Pleurotus ostreatus, also known as the oyster mushroom, is a saprotrophic white-rot fungus belonging to the order Agaricales. White-rot fungi have the capability to degrade all the structural components of plant biomass, including cellulose, hemicellulose, and lignin. White-rot fungi are divided into two groups based on degradation patterns – those that selectively degrade lignin first, and those that degrade all the lignocellulosic components simultaneously. This specific strain of P. ostreatus degrades all the plant components simultaneously, and the extent of conversion is higher for lignin and hemicellulose than that of cellulose. This degradation pattern has been demonstrated in cultivations containing poplar or corn stover as the sole carbon source. These lignocellulosic feedstocks are potential substrates in the bioenergy industry.

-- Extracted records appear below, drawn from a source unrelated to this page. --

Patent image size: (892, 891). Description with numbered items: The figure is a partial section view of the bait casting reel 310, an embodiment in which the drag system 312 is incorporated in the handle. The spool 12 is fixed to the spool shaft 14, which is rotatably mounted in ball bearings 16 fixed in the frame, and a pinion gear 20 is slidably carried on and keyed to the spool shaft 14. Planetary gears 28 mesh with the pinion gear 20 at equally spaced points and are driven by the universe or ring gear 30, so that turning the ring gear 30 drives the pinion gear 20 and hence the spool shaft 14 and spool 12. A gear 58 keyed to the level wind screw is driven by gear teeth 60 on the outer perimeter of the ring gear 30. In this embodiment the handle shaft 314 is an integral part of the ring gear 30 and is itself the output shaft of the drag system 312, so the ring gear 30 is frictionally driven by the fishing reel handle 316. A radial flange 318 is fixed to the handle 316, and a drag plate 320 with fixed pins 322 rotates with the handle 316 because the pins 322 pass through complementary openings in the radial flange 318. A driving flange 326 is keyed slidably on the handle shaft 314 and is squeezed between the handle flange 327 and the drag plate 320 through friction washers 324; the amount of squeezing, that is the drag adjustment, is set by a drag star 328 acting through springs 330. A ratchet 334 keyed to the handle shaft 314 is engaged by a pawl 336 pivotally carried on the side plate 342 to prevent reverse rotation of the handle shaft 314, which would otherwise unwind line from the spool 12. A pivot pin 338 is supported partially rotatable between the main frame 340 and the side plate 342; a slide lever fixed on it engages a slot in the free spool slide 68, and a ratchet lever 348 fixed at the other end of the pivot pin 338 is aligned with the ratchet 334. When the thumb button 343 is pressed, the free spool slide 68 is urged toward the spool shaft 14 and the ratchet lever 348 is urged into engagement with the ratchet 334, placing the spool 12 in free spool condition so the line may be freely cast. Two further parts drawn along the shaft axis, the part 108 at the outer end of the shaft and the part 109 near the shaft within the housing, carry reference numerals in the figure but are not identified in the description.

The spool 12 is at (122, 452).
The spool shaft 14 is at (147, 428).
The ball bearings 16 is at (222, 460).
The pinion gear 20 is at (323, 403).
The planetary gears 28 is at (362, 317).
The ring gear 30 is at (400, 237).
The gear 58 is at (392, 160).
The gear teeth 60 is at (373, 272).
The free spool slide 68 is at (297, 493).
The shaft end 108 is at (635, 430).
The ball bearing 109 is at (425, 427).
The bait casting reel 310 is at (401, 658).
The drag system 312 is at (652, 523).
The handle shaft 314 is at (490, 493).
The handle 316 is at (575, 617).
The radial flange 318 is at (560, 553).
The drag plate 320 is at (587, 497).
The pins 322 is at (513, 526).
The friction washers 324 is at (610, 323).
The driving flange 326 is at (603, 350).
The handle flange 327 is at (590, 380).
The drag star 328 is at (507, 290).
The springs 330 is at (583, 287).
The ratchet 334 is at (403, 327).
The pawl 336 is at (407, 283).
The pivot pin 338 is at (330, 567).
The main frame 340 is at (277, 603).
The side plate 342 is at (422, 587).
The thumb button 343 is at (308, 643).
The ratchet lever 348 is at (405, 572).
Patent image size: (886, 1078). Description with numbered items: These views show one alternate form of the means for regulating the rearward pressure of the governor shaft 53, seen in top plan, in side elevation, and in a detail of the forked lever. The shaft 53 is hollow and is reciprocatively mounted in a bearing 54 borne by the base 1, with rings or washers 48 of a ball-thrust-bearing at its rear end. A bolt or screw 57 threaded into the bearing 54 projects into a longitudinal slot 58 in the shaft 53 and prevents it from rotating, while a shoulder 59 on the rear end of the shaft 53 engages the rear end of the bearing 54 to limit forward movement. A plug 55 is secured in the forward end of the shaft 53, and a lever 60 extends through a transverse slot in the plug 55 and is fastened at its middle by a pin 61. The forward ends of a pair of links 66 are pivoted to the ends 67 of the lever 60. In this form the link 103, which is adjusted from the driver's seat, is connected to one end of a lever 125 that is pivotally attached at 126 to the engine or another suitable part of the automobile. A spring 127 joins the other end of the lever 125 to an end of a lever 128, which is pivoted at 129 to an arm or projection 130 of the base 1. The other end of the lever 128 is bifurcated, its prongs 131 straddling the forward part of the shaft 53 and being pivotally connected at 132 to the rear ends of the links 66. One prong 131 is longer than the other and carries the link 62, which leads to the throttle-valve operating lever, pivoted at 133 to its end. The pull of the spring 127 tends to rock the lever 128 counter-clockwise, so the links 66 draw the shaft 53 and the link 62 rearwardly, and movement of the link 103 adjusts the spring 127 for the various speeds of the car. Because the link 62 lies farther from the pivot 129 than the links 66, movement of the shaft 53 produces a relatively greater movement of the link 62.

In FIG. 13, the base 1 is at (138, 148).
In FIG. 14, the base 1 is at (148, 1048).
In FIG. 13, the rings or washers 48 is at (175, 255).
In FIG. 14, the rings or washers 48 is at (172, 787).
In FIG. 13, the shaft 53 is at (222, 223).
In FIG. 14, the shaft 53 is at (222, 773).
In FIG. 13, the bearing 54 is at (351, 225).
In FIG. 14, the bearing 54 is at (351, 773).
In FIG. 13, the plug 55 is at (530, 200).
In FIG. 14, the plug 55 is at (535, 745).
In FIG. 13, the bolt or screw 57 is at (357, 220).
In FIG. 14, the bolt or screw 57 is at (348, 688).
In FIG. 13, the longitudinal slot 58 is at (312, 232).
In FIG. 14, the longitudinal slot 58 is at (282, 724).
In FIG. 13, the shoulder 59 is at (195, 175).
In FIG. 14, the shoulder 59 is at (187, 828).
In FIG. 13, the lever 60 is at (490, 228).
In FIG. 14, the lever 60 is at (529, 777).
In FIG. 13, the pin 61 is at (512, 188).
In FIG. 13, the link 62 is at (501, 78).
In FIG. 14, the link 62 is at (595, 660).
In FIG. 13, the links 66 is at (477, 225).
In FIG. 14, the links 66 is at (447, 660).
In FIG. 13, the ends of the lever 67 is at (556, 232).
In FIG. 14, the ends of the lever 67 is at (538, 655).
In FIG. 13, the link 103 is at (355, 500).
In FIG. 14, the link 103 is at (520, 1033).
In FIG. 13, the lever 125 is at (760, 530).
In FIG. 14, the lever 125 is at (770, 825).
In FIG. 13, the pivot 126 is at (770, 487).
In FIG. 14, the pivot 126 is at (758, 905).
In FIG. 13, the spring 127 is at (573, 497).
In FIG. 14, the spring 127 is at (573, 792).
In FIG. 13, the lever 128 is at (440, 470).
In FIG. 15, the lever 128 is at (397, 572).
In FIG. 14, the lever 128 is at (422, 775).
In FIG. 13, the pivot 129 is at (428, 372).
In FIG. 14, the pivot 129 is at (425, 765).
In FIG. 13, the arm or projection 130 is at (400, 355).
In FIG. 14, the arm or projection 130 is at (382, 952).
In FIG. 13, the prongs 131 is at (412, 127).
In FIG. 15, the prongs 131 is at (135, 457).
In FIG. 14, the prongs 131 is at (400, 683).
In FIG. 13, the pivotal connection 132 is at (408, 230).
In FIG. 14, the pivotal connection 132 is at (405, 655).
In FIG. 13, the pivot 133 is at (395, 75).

White-rot fungi are considered the most efficient lignin degrading organisms in nature. However, pathway elucidation for the catabolism of lignin-derived aromatic compounds towards central metabolism is still in its infancy. The genome sequencing of the dikaryotic strain Pleurotus ostreatus DSM 11191 will be essential for comparative and targeted systems biology studies focused on elucidating intracellular pathways during the degradation of lignin and lignin-derived aromatic compounds. Understanding the mechanisms that this strain utilizes for lignin conversion will be key to provide further biological insights for lignin valorization efforts.